A $250k/$500k max. profit (single vs. married) exclusion exists:

  1. If the home is a principle residence; AND
  2. The home was not acquired via a 1031 exchange; AND
  3. If one has lived in the home for 2 years within the last 5 years

(as with anything gov’t related it isn’t always simple – see the linked publication for all the exceptions and specifications):

Publication 523 (2016) Selling your Home [this is the holy grail – read it for complete/correct understanding and consult an accountant]

Generally, the gain is the home’s selling price, minus deductible closing costs, selling costs, and the tax basis in the property. (The basis is the original purchase price, plus purchase expenses, plus the cost of capital improvements, minus any depreciation and minus any casualty losses or insurance payments.)  See an accountant to understand implications of capital gains for your particular situation.

See also:
– Capital Gains and your Home Sale
– Avoiding Capital Gains Taxes

PLEASE Call me if you decide to sell your home.  I would love the opportunity to help you market and sell the home.

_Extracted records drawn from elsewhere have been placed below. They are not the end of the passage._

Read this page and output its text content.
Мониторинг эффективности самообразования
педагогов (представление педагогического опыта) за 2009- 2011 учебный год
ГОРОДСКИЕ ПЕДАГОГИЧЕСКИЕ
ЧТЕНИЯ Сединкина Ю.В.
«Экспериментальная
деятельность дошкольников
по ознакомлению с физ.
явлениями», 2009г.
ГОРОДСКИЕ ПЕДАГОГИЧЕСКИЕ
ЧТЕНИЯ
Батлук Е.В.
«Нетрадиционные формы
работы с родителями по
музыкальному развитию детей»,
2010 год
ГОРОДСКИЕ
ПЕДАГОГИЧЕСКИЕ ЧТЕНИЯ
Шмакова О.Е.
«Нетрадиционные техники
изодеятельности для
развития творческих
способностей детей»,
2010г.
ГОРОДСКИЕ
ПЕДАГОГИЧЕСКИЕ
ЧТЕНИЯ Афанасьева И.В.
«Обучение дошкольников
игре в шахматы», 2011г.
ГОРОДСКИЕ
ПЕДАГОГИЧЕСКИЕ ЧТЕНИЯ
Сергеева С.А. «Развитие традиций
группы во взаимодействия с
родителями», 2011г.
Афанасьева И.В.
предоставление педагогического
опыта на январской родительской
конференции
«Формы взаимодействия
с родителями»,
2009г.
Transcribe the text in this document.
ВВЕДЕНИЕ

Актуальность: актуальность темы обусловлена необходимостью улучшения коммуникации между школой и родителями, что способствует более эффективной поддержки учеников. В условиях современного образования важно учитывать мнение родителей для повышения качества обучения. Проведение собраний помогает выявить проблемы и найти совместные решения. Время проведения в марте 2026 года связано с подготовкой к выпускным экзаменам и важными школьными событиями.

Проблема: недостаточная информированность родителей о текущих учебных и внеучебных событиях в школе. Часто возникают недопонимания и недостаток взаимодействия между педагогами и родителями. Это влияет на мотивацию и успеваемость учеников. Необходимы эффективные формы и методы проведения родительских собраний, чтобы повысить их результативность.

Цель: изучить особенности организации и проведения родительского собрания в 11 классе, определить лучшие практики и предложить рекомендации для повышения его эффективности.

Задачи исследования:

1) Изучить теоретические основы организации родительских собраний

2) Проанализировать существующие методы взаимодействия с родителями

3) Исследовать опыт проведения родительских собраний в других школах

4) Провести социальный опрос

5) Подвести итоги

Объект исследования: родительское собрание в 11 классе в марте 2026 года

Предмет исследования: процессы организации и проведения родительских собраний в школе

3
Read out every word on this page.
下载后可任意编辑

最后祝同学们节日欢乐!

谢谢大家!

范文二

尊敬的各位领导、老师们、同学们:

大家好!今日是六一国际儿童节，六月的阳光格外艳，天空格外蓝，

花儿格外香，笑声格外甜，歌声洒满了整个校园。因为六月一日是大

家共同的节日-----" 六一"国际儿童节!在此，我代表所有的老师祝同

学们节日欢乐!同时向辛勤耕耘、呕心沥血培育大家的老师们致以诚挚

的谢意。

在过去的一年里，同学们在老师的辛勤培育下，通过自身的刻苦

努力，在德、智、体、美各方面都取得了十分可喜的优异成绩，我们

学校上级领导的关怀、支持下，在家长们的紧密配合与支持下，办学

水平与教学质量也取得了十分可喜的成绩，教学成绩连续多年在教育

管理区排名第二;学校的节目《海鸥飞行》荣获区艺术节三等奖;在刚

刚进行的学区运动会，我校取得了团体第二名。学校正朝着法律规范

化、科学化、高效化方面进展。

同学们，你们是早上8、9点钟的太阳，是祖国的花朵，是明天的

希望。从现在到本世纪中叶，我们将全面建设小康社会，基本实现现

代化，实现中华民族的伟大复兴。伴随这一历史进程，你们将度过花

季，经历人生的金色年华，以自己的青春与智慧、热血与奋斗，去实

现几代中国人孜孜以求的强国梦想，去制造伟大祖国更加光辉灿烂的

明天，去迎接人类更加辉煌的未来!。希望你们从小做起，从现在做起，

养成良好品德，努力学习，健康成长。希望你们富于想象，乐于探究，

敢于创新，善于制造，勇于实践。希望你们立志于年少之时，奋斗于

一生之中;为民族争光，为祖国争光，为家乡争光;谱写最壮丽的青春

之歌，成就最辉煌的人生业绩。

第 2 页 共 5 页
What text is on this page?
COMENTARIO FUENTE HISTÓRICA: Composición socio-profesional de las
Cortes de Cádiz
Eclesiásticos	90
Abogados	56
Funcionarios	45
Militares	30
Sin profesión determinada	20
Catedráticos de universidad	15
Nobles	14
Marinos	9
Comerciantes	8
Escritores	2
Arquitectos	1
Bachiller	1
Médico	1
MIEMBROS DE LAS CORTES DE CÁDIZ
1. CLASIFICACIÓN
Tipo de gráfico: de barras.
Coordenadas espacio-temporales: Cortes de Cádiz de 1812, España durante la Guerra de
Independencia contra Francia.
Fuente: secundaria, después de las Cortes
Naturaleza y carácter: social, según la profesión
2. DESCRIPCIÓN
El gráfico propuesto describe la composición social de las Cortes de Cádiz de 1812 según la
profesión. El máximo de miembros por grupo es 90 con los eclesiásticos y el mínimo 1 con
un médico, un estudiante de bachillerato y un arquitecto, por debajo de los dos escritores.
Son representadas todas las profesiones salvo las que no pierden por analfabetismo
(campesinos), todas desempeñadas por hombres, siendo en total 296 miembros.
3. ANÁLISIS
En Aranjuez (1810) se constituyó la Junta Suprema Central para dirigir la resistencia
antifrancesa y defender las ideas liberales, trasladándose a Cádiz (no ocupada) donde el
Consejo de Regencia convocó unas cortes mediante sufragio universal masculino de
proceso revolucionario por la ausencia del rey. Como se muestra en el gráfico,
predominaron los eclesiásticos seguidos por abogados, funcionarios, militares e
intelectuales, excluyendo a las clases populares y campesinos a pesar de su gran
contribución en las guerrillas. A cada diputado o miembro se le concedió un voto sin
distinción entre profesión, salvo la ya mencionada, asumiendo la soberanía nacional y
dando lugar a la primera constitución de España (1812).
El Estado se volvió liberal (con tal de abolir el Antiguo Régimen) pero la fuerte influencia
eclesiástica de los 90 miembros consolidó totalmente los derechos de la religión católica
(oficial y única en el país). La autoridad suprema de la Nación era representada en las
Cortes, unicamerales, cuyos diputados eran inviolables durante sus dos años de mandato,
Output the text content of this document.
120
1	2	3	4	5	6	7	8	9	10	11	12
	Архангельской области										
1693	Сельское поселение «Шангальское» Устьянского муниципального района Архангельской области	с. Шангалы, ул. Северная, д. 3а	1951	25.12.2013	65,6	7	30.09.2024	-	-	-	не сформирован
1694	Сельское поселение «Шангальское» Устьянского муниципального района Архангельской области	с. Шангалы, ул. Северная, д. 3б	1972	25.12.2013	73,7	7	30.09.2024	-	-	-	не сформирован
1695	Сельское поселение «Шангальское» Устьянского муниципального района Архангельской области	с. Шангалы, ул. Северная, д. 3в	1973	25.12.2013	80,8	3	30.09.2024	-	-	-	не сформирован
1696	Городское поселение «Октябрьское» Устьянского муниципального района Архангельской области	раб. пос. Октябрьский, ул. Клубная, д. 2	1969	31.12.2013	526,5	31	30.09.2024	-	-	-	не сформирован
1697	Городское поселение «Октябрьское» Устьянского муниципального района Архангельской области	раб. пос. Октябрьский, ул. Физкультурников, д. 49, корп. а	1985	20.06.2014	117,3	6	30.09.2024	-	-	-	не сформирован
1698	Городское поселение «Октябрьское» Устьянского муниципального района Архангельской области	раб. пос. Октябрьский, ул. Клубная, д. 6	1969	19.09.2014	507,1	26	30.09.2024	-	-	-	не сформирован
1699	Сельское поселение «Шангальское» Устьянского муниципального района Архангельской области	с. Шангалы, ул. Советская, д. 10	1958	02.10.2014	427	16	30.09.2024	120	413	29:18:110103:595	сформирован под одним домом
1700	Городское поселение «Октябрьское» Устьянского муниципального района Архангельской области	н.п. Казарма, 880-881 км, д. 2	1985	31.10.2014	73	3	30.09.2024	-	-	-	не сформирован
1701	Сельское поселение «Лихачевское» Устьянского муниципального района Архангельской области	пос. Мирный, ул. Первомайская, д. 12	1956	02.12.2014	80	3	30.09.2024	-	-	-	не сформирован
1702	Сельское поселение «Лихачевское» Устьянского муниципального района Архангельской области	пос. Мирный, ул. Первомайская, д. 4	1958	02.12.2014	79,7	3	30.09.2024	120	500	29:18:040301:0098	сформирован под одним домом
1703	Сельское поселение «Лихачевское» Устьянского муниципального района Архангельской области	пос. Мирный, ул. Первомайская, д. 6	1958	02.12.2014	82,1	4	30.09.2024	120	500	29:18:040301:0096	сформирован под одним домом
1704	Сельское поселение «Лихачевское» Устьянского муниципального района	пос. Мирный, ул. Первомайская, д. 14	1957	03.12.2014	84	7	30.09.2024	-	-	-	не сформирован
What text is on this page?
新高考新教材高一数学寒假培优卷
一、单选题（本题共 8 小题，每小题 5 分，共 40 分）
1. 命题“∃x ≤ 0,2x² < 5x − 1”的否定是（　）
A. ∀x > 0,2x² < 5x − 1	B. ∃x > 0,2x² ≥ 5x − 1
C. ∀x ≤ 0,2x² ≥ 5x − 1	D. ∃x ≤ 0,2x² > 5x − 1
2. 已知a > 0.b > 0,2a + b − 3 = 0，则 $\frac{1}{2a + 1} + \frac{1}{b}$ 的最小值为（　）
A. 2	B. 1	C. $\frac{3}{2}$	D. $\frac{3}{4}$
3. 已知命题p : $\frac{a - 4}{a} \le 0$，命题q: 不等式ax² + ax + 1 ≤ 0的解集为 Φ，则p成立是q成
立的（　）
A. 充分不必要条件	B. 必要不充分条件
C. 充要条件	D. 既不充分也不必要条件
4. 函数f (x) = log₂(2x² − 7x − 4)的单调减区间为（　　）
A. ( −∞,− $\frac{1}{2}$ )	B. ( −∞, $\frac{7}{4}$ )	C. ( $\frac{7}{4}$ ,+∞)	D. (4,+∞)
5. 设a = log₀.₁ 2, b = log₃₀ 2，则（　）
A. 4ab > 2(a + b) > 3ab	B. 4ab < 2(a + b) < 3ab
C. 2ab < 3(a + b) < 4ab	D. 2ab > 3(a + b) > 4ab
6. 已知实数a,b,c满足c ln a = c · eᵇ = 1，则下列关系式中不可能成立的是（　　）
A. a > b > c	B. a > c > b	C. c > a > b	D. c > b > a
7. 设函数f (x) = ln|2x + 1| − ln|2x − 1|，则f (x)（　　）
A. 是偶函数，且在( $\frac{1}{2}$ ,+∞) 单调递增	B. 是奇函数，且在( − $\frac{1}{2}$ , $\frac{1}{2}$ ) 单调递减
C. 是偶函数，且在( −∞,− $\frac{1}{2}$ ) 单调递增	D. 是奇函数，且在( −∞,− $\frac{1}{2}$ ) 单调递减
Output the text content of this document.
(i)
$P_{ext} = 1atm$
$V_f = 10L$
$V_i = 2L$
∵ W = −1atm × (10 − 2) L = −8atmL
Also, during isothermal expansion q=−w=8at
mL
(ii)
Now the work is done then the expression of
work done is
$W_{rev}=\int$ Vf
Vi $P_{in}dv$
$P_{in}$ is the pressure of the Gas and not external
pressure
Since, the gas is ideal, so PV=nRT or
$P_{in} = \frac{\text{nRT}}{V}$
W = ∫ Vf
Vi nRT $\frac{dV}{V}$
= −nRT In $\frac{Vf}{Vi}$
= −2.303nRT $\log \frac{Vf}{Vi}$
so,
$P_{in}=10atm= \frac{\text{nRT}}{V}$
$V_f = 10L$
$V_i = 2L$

NOTE – If one decides to rent/lease their home in the future keep in mind that many of the expenses can be written off (capital improvements and repairs – keep receipts); also, the home will be set on a depreciation schedule.  As such one needs to be sure to consult an accountant about the tax implications of renting/leasing a home and subsequent sale thereof – tax implications.  Also, be SURE to check on the insurance implications of owning an investment property.